The NBA is closer to returning to court, and finally, it's the basketball court.

A meeting lasting roughly 15 hours ended early Saturday morning and resulted in NBA owners and the disbanded players association reaching a tentative agreement to end the lockout.

The work stoppage has lasted nearly five months despite several marathon negotiating sessions between the parties. The stakes were raised earlier this week when the players combined a pair of antitrust lawsuits against the NBA in two different states into the same court in Minnesota.

The NBPA filed a disclaimer of interest earlier this month, disbanding as a union after rejecting the owners' latest offer of a 50-50 split of basketball- related revenue.

Details of the agreed-upon deal were not immediately available.

"We thought it was in both of our best interests to try to reach a resolution and save the game," union executive director Billy Hunter said.

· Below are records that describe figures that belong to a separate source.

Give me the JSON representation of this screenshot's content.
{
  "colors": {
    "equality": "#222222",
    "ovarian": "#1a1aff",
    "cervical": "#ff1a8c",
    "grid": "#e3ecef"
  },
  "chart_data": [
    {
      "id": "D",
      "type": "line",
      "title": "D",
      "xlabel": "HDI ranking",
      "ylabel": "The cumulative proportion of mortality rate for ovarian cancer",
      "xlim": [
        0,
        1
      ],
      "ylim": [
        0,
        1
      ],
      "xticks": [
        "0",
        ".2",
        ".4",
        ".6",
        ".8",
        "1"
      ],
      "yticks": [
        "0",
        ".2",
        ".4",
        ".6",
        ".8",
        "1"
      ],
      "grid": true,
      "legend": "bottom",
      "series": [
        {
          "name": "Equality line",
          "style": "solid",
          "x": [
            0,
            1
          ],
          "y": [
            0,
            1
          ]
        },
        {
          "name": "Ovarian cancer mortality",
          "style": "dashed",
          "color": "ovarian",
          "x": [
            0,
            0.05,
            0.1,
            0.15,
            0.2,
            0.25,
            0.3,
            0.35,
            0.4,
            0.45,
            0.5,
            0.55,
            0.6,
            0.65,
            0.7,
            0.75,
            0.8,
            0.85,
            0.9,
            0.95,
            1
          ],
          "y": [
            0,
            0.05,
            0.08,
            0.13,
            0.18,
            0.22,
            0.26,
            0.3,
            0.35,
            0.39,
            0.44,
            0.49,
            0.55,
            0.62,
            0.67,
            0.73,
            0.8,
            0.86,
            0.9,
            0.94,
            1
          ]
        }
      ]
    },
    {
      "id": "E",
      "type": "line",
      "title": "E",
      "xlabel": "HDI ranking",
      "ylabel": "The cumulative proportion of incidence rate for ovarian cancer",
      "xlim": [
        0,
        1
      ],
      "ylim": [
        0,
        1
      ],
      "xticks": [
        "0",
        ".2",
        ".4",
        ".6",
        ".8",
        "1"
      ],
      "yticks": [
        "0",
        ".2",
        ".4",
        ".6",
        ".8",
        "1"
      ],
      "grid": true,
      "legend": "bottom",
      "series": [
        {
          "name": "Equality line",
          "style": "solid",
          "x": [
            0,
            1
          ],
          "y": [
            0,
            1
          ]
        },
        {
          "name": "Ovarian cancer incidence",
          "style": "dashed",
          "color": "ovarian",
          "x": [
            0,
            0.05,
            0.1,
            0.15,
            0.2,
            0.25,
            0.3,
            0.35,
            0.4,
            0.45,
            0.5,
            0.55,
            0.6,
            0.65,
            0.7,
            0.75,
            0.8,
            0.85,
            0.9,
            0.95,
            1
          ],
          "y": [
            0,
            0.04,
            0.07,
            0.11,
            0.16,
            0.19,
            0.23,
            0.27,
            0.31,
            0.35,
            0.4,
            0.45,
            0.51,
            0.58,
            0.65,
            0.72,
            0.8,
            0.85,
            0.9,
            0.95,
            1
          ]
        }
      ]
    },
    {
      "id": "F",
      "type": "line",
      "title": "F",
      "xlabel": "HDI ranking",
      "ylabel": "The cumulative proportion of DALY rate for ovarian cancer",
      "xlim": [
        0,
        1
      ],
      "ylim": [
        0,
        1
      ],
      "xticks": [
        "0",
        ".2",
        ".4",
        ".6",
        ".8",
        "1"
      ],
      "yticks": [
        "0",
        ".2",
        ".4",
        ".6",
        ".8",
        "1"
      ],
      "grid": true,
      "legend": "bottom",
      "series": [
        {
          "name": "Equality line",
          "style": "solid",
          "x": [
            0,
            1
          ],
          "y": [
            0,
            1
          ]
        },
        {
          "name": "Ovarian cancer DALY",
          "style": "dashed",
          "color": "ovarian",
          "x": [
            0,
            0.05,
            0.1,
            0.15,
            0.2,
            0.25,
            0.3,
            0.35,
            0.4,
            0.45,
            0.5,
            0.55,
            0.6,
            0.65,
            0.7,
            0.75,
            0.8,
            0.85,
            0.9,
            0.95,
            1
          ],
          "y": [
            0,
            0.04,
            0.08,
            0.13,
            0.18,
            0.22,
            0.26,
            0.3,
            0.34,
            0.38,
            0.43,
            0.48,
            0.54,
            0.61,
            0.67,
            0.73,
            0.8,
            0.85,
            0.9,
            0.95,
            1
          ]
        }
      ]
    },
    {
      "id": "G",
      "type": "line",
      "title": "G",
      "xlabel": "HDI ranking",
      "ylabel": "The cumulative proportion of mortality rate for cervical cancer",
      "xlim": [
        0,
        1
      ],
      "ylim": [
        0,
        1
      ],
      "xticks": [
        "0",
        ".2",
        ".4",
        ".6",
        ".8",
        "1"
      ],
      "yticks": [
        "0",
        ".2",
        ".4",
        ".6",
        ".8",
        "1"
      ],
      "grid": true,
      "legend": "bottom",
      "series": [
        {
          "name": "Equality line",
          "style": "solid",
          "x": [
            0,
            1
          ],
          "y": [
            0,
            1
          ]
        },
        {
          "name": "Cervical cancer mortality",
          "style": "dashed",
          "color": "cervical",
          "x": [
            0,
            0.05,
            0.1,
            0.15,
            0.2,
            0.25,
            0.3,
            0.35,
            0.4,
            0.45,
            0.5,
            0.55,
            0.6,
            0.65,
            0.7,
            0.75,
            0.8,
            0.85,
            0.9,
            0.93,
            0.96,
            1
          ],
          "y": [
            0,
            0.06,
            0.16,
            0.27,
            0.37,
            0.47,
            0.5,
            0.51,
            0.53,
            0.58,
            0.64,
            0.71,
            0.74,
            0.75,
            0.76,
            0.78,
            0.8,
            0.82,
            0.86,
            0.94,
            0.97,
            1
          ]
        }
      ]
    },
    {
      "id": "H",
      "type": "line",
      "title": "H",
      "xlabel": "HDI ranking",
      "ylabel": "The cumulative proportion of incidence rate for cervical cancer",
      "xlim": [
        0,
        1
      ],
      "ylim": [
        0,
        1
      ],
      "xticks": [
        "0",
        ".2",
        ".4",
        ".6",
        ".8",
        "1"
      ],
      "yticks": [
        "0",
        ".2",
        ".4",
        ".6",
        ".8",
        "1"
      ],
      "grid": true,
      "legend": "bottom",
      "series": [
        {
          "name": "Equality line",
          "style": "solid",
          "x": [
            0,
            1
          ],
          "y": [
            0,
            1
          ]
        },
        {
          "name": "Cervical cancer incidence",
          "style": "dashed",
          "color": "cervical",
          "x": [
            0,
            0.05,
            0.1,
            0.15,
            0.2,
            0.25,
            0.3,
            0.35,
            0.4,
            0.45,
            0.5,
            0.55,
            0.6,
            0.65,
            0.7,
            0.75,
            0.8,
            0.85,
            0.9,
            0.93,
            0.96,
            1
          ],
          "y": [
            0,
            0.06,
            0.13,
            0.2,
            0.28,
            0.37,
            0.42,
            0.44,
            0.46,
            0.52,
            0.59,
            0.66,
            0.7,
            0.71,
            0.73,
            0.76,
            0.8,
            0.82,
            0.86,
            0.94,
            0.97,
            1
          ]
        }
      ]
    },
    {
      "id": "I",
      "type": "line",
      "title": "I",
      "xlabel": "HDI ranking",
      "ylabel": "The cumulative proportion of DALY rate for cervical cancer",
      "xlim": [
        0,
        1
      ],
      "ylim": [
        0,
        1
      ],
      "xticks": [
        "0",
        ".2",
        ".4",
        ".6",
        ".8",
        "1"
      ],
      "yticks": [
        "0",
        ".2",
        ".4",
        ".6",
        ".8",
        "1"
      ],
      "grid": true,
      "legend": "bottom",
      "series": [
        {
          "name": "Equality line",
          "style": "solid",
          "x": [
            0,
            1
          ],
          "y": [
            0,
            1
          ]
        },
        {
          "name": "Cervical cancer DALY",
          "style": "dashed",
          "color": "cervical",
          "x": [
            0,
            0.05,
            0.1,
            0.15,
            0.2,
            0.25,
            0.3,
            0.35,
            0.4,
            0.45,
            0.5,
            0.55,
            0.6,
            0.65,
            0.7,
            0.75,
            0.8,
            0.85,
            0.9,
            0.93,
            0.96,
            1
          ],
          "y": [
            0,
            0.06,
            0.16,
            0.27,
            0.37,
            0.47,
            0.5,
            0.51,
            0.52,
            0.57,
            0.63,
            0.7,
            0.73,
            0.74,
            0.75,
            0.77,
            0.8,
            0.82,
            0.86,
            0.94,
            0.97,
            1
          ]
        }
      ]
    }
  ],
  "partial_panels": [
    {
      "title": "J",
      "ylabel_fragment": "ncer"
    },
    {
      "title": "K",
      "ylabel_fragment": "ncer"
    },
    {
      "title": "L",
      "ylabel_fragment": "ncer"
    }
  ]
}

While the deal appears imminent, several hurdles need to be cleared in order for the season to be officially salvaged, including both the owners and union voting on the proposal.

"We've reached a tentative understanding that is subject to a variety of approvals and very complex machinations, but we're optimistic that will all come to pass," NBA commissioner David Stern said.

The league had canceled all regular season games up to December 15, and it was feared the highly-anticipated Christmas Day schedule was in jeopardy.

Stern mentioned the showcase date as the tentative start to a 66-game regular season, beginning with the annual triple-header on December 25.